Download the functions CardDeck() and DispCards() from the course website. Read the code and try calling the functions to make sure that you understand them. Ask if you have questions. Implement the following function as specified:

function [c, sd]= MyShuffle(d)
% d is a one-dimensional cell array representing a deck of cards.
% sd is the cell array after shuffling d.
% c is the "cut point," explained below.
% The shuffle comprises two steps:
%  - Cut the deck into two parts:  generate a random integer value such that it is equally 
%    likely to be any value in [15..38].  This value is c, the first return parameter.  
%    The Top subdeck gets the cards at positions 1 to c of the original deck; 
%    the Bot subdeck gets the cards at positions c+1 to n of the original deck.
%  - Interleave the cards from Top and Bot subdecks in this order:
%    Top{1}, Bot{1}, Top{2}, Bot{2}, ..., Top{m}, Bot{m}, where m is the smaller value 
%    between c and 52-c.  (I.e., interleave the cards from the two subdecks until the 
%    smaller subdeck has been completely incorporated.)  Then put any remaining cards
%    (from the larger subdeck) at the end of the shuffled deck.
% Use built-in functions rand and floor (or ceil) for generating the cut point. 
% Write NON-vectorized code.

Hint on generating a random cut point: Only one of these two expressions is correct: floor(rand*(38-15+1))+15 or floor(rand*(38-15))+15. Do you know which one is correct? Why?

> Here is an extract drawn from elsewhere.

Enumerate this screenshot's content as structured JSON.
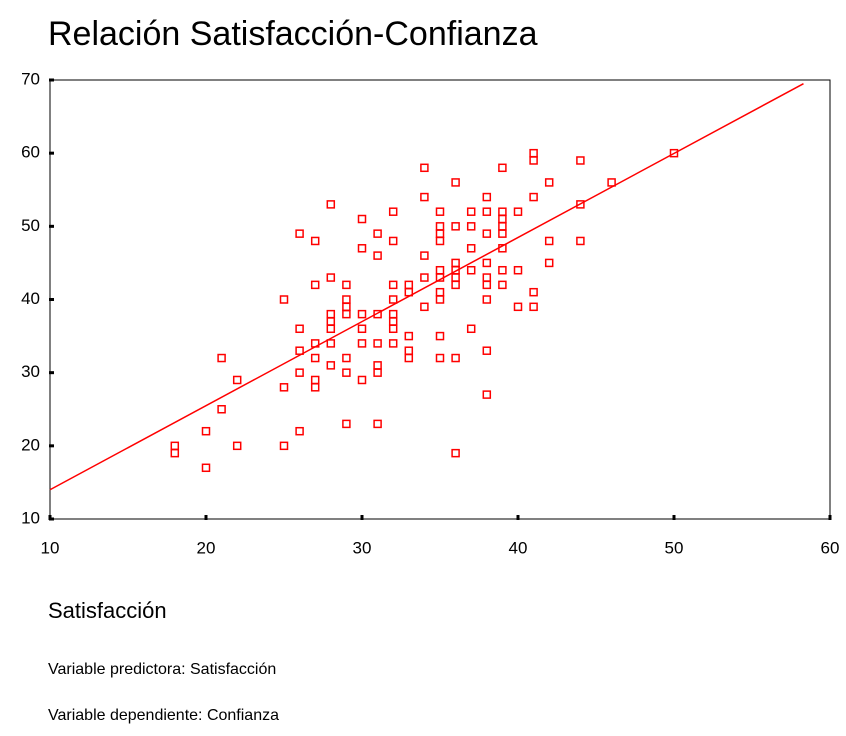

In order to practice indexing and cell array syntax, do not try to vectorize your code. I.e., work with one cell at a time. During code development, you can call the given DispCards() inside the function MyShuffle() to show the cell array being built in order to confirm that the intermediate steps are correct. Just remove the calls to DispCards() after you’ve completed the code.